Abstract
In Indonesia, the notion of ‘study first’ (kuliah dulu) pressures young adults to refrain from sex and delay marriage until they finish tertiary education. Recent scholarship has viewed choices to abstain from sex as evidence of the potency of values of modernisation, Islamic culture and the contemporary importance of moral and social order. By looking at how Dani university students from Papua, the country's easternmost province, view premarital sex and pregnancy while studying in North Sulawesi, this article shows that the moral regulation of reproductive and educational aspirations invokes defensive reactions among indigenous men and women experiencing stigma and discrimination from local Indonesians. Qualitative interview results and case studies of pregnancy offer insights into the ways that indigenous men and women respond to racial stigma with a political interpretation of sexuality and pregnancy by arguing that education and reproductive achievements make vital contributions to indigenous agendas. In particular, practices of unofficial ‘marriage’ supported men's and women's need to defend themselves against stigmatisation, and enabled some women to feel positive about premarital pregnancies.
Acknowledgement
Sam Ratulangi University in North Sulawesi facilitated my doctoral research, while the Indonesian Institute of Sciences approved my research permit. I am grateful to Lynn McIntyre, Leslie Butt, and Krista Rondeau as well as anonymous reviewers who provided excellent comments on this article. I thank my informants in North Sulawesi and Papua for allowing me to share their words and experiences.
Notes
1. Indonesia is the world's most populous Muslim nation. About 55% of its 220 million people are Javanese, and approximately 94% of ethnic Javanese are Muslim (Smith-Hefner Citation2006, p. 144)
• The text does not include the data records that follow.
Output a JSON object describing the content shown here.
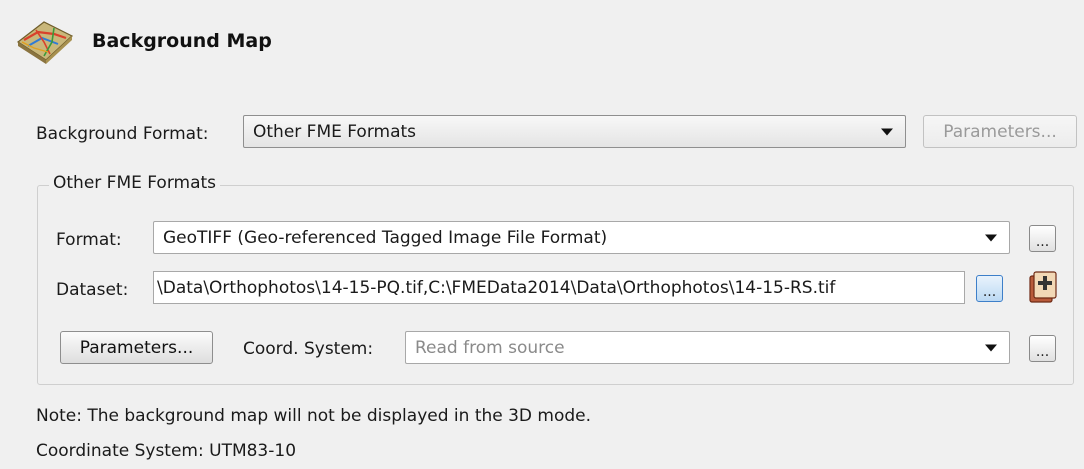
{
  "header": {
    "title": "Background Map",
    "icon": "map-icon"
  },
  "background_format": {
    "label": "Background Format:",
    "value": "Other FME Formats",
    "parameters_button": "Parameters..."
  },
  "group": {
    "title": "Other FME Formats",
    "format_label": "Format:",
    "format_value": "GeoTIFF (Geo-referenced Tagged Image File Format)",
    "format_browse": "...",
    "dataset_label": "Dataset:",
    "dataset_value": "\\Data\\Orthophotos\\14-15-PQ.tif,C:\\FMEData2014\\Data\\Orthophotos\\14-15-RS.tif",
    "dataset_browse": "...",
    "parameters_button": "Parameters...",
    "coord_label": "Coord. System:",
    "coord_placeholder": "Read from source",
    "coord_browse": "..."
  },
  "notes": {
    "note": "Note: The background map will not be displayed in the 3D mode.",
    "coordinate_system": "Coordinate System: UTM83-10"
  },
  "colors": {
    "panel_bg": "#f0f0f0",
    "accent_blue": "#3d7fc9"
  }
}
2. Funding for the fieldwork was provided by the Department of Anthropology, Research School of Pacific and Asian Studies (now College of the Asia Pacific), Australian National University.
3. All names in the paper are pseudonyms chosen by informants.
4. For example, a number of students had lived through what is generally referred to as the Wamena Incident just prior to departing for university in North Sulawesi in 2000. Published accounts suggest that an Indonesian military special forces unit broke up a peaceful, legal demonstration in Wamena by opening fire on the crowd, killing an indigenous man. Military and police forces attacked protestors and then incited conflict by hiding in the homes of Indonesian settlers, which were then attacked by Dani men seeking revenge who killed a number of settlers. Students recalled feelings of terror and outrage as they hid from soldiers and sheltered elderly people and young children from the violence, describing the day as a ‘battle’ (perang).